Garrido jugó su primer partido como titular tras su lesión.
Garrido jugó su primer partido como titular tras su lesión.
Cádiz CF

En pos del ascenso

El Cádiz CF jugó uno de sus mejores primeros tiempos de la temporada
Por  16:38 h.

Resurrección in extremis, campana de gloria jubilosa, salvífica y matinal. Así, con la alegría que por fin clausura una prolongada pasión, la afición cadista estallaba de júbilo cuando su primorosa perla negra hilaba el oro de su magia con un disparo cruzado, raso, certero, ajustado, en el último suspiro.

Feliz broche para un encuentro sufrido, emotivo, desconcertante, que contó con dispares alternativas en su desarrollo, hasta el punto que pudiera decirse que se vivieron diversos partidos dentro de uno mismo. Dio éste comienzo con la salida en tromba de un Cádiz que llevó la iniciativa del juego, que se adelantó en el marcador y que apabulló por calidad y anticipación a su rival, quien se vería incapacitado para acercar el balón a las proximidades del área local durante toda la primera parte.

El uno a cero con el que se llegó al descanso no reflejaba los sucedido sobre el césped, pues los amarillos sumaron méritos y ocasiones más que suficientes para arribar al asueto con un tanteo más abultado. Esos primeros cuarenta y cinco minutos desplegados frente al Numancia, tal vez constituyan uno de los períodos más completos que el Cádiz CF haya ofrecido en Carranza durante bastante tiempo.
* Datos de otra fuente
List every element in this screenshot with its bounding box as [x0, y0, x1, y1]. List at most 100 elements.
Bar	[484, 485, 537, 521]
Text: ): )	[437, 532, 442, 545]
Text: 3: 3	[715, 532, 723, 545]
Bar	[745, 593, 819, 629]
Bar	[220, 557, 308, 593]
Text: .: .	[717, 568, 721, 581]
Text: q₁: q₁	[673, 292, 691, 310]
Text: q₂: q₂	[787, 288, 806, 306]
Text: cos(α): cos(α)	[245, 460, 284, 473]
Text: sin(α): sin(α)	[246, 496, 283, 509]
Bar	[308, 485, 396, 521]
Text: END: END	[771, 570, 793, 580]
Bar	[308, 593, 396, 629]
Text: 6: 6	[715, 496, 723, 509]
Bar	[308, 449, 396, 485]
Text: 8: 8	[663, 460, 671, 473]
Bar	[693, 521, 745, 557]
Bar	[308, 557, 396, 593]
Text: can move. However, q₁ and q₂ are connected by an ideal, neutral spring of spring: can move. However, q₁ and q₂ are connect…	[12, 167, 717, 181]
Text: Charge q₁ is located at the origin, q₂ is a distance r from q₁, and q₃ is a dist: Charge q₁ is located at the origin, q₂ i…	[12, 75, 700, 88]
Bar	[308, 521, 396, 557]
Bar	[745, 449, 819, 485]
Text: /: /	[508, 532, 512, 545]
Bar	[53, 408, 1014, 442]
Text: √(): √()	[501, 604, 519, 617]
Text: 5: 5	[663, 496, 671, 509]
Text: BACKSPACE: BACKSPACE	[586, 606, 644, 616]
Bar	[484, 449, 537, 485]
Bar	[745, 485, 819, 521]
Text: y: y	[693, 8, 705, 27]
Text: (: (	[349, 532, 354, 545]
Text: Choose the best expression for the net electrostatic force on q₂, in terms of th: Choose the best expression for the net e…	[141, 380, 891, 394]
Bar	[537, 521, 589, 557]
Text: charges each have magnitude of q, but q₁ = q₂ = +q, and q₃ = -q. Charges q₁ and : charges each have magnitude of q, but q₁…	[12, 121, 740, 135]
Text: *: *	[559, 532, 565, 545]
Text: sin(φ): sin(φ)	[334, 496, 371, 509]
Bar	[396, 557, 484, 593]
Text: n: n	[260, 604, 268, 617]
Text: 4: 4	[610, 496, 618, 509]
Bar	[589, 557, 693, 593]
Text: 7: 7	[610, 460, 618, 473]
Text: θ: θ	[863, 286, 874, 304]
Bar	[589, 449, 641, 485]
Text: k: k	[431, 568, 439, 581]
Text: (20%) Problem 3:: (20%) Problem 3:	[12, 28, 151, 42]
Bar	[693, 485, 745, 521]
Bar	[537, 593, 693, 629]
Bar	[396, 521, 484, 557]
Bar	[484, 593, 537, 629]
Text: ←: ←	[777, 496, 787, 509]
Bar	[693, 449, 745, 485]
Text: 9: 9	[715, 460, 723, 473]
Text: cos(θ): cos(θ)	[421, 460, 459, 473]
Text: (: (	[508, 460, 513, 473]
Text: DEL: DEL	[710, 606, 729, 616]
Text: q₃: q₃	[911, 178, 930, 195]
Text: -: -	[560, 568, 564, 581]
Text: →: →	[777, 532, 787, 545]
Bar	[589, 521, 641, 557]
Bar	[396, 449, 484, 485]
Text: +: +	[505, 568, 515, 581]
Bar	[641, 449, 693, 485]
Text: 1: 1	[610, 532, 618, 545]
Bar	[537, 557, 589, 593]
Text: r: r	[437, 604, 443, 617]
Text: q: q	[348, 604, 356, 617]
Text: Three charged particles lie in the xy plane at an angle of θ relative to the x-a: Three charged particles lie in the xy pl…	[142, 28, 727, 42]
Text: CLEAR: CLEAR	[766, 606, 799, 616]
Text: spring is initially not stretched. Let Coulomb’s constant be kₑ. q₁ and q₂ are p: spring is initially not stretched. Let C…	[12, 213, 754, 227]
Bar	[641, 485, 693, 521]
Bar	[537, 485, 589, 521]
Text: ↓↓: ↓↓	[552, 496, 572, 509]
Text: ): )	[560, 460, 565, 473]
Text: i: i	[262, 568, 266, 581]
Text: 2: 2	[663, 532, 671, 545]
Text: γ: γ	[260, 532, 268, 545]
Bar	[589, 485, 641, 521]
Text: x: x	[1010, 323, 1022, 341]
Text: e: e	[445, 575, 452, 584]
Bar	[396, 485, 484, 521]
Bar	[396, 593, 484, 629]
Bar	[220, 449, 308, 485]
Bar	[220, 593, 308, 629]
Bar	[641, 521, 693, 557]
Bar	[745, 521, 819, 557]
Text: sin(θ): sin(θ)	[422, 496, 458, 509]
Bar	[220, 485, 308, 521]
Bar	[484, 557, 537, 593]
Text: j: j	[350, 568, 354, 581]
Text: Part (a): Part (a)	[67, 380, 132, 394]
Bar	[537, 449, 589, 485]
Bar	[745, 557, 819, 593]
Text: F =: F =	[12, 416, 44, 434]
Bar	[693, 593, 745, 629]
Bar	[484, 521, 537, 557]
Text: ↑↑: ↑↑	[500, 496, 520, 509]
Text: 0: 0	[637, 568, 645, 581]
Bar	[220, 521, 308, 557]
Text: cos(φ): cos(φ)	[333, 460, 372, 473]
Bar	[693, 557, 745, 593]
Pero bastó una descoordinación defensiva tras la reanudación para que la contienda se igualara y los locales entraran en una fase de agarrotamiento e imprecisión, como ese púgil que recibe un golpe neto e inesperado y permanece todo el asalto aturdido, lento y anonadado.

El equipo perdió el sitio y la iniciativa y no hallaba la manera de urdir fisuras en la defensa contraria. Hasta que, espoleados por las alas que les otorgó la afición y plenos de fe en sus posibilidades, los gaditanos acometieron un decisivo arreón final, con el que acorralaron a su adversario y encontraron, en última instancia, la victoria. Peldaño superado antes de acometer las siete finales que restan en pos de la consecución del único objetivo posible a estas alturas, el ascenso. Capacidad desde el banquillo, calidad en la hierba y entrega en la grada sobran para ello.